Xcel has asked state utility regulators to let it switch Minnesota electric customers to variable rates, which on summer weekdays would be seven times more expensive from 3-8 p.m. than between midnight and 6 a.m., and nearly twice as expensive as all other hours.
If approved, the plan would be a monumental change from the flat rates currently used by the Minneapolis-based power company. The potential shift, first reported by Energy News Network, is meant to ease pressure on the electric grid when demand is highest, help the utility better use wind power generated at night, and give customers more control over their power bill.
Xcel is already transitioning to what are known as time of use rates in Colorado and the company says a test run in the Twin Cities showed promising results.
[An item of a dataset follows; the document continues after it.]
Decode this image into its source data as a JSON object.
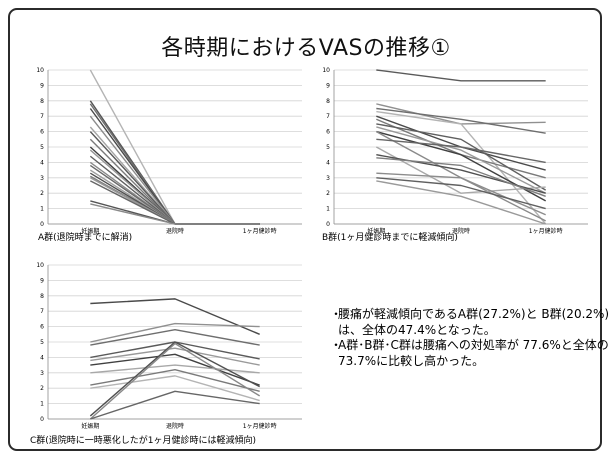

The average customer saved a small amount of money.
Still, one expert who supports the dynamic pricing concept said Xcel’s rate design would be an outlier nationally for the significant gap between peak rates and off hours, and he predicted the proposal would invoke a backlash.
“It seems honestly to me to be a blunder waiting to happen,” said Ahmad Faruqui, a California-based energy and rate design economist with 40 years of industry experience.
How the rates would work
If the Minnesota Public Utilities Commission (PUC) approves Xcel’s plan for its 1.3 million electric customers, the company’s highest price for energy use would be from 3-8 p.m. on weekdays.
Xcel would charge its cheapest rates from midnight to 6 a.m. every day. There would be a middle “base” rate for all other hours. That base rate would be more expensive than Xcel’s current flat rate from June to September. But it would be cheaper the rest of the year.